For that reason, few expect the resolution to pass. “I wouldn’t bet on it,” says one RNC member. In fact, it’s not clear whether there will even be a vote. There’s no resolutions meeting on the agenda for the upcoming RNC gathering in Houston next month, a source familiar with the matter tells TIME. Even Barbour admits his motion stands little chance. “If there is any hint in the room that the Trump campaign doesn’t want it, it doesn’t have a prayer,” says Barbour. “But I felt like we needed to have this discussion.” 

Such a resolution would have no concrete impact, as it’s non-binding. If RNC members want to statutorily prevent the committee from paying Trump’s or any candidate’s legal fees, they would need to vote on a rule change at the Republican National Convention in July. While some insiders anticipate someone will float new rules on the issue, they expect those efforts to be shot down. “It’s going to be a pretty Trump crowd at the convention,” an RNC member says. 

There’s another reason why some Republicans worry about Trump’s legal expenses sucking up GOP resources: the party has been struggling to compete with Democrats on fundraising. The RNC recently reported that last year was its worst fundraising year in almost a decade, raking in $87.2 million, with only $8 million leftover by year’s end. During the same time, the Democratic National Committee raised $120 million, starting 2024 with $21 million on hand.  

The RNC has paid for Trump’s legal fees before. In 2021 and 2022, the RNC executive committee voted a handful of times to cover specific attorney fees to help Trump weather investigations from Manhattan District Attorney Cyrus Vance and New York Attorney General Letitia James. Together, those disbursements amounted to roughly $1.6 million, according to multiple RNC sources, including Barbour. In late 2022, when Trump was signaling a third bid for the White House, RNC Chair Ronna McDaniel, who is stepping down on March 8, said the committee would stop covering Trump’s legal bills once he declared his candidacy, citing the organization’s commitment to neutrality in primaries.

Since then, the former President’s legal woes have only mounted. Trump, who denies all wrongdoing, faces criminal prosecutions for allegedly falsifying business records to conceal hush money payments during the 2016 election; hoarding classified documents and obstructing the government’s efforts to retrieve them; and attempting to overturn the 2020 election.

Read more: Trump’s First Criminal Trial Set to Begin on March 25 in New York

It’s not only lawyers’ fees putting Trump in a cash crunch. In January, a jury ordered Trump to pay the writer E. Jean Carroll, who has accused him of rape, $83.3 million for making defamatory remarks about her. And last week, a New York judge ordered him to pay $454 million in a civil fraud case, which Trump appealed on Monday.

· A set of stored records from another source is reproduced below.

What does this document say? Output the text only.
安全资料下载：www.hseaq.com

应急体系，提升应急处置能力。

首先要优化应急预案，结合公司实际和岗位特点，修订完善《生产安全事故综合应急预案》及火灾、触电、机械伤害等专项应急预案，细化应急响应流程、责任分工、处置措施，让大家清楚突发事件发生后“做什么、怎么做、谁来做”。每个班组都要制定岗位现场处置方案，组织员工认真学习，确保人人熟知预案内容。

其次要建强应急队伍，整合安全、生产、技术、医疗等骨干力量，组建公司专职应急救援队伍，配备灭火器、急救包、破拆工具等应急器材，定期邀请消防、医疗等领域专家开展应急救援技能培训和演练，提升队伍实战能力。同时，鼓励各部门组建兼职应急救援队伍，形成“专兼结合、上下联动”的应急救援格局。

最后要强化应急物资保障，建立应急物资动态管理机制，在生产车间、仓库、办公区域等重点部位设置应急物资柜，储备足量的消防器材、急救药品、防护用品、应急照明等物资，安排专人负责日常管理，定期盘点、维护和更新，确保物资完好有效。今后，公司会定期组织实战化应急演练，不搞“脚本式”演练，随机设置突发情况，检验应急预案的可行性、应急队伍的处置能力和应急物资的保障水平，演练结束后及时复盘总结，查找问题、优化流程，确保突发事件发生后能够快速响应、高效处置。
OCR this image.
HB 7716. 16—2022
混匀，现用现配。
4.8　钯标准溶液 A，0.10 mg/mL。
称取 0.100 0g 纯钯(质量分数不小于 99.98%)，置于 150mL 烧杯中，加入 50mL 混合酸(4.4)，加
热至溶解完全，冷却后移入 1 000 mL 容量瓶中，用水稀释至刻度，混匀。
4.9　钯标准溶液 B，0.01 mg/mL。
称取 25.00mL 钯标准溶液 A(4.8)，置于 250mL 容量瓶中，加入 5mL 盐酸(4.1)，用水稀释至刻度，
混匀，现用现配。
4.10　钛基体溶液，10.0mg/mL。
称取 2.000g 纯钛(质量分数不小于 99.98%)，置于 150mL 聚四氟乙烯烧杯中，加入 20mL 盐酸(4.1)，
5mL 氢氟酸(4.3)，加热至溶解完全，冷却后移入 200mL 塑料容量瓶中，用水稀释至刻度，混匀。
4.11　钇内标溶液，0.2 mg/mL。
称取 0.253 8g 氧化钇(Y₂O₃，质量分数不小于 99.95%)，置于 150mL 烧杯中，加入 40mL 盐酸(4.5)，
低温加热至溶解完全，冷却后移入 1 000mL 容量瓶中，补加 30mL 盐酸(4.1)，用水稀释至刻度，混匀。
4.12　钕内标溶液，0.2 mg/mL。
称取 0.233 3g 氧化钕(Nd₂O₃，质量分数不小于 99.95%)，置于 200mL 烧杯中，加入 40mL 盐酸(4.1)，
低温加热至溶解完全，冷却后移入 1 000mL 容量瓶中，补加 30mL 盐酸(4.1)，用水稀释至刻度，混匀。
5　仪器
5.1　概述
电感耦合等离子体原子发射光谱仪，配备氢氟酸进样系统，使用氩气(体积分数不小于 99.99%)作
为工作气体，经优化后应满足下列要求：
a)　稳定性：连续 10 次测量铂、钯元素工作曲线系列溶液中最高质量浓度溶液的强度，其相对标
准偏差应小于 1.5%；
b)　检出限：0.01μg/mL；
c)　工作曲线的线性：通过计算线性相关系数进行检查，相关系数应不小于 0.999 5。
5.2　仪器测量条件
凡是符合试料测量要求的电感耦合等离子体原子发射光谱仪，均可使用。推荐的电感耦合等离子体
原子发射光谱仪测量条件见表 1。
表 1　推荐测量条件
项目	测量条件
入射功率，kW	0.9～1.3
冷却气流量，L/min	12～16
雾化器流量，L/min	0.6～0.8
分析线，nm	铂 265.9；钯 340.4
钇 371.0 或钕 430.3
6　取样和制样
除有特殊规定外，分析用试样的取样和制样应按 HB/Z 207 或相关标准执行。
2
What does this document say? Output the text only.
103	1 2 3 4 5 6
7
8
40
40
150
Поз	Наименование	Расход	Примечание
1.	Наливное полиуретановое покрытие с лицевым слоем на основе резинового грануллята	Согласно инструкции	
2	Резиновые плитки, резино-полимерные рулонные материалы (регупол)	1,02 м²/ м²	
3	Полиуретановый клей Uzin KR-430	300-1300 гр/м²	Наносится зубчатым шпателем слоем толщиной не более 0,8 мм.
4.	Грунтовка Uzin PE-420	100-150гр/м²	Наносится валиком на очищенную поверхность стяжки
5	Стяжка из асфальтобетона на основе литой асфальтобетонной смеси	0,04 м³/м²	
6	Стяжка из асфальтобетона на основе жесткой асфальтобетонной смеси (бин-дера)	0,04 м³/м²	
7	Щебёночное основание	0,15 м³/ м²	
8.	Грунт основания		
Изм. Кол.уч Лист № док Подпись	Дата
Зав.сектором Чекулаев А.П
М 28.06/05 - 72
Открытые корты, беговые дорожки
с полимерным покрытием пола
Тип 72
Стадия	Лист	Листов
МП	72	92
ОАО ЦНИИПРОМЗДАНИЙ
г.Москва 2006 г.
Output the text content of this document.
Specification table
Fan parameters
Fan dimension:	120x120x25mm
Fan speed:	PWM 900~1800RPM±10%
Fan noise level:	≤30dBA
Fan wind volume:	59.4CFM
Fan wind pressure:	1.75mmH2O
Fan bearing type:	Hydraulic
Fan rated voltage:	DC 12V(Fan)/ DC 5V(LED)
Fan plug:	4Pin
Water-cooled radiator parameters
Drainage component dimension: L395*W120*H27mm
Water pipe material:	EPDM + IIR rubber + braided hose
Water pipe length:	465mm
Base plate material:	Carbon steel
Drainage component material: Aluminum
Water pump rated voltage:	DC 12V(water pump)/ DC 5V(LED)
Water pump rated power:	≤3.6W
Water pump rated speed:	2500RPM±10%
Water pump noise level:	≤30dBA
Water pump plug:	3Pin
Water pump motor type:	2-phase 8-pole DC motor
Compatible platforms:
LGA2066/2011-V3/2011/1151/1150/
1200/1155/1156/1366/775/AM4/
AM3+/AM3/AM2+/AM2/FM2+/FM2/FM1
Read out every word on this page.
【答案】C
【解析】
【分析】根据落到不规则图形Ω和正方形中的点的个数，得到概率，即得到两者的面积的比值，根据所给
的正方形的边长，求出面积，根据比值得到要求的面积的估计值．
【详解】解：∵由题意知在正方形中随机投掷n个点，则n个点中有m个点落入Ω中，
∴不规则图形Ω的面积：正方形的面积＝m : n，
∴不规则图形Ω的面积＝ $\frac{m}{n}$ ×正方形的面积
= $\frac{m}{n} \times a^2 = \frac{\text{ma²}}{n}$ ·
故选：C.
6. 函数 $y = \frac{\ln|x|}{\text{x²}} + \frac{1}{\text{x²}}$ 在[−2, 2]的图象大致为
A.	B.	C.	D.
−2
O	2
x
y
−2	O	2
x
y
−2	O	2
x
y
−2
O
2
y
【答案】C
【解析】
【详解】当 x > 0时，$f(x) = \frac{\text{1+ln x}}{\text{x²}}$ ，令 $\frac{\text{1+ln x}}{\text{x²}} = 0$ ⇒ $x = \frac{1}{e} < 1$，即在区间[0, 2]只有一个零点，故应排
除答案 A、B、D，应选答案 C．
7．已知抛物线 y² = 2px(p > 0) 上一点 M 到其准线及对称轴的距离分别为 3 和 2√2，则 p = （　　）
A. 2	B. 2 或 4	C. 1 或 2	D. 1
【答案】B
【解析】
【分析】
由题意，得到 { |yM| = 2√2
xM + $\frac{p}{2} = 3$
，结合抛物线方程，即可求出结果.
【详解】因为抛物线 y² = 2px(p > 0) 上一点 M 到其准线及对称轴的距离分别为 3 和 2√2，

Trump easily won the Michigan GOP primary on Tuesday, continuing a glidepath to the nomination that only gained traction last year as his legal liabilities grew. With each indictment, he rose in the polls and hauled in millions in fundraising. Throughout 2023, two pro-Trump Super PACs—Save America and MAGA Inc.—spent more than $50 million on his legal bills, with another $2.9 in January. Both groups explicitly solicit donations to cover the former President’s legal defense.

Sources close to Trump say he will continue relying this year on the PACs, as well as a GoFundMe account created by his supporters and his own personal wealth to support his legal defense.

For Barbour, that’s hardly reassuring. While McDaniel, as RNC chair, made a point of asking the organization’s executive committee to approve Trump legal payments, sources say there’s nothing requiring a future chair to continue that practice. That means the group could end up disbursing money for Trump’s courtroom battles unbeknownst to the membership. “I don’t think we’d find out about it,” Barbour says, “until somebody discovered it in an FEC report.”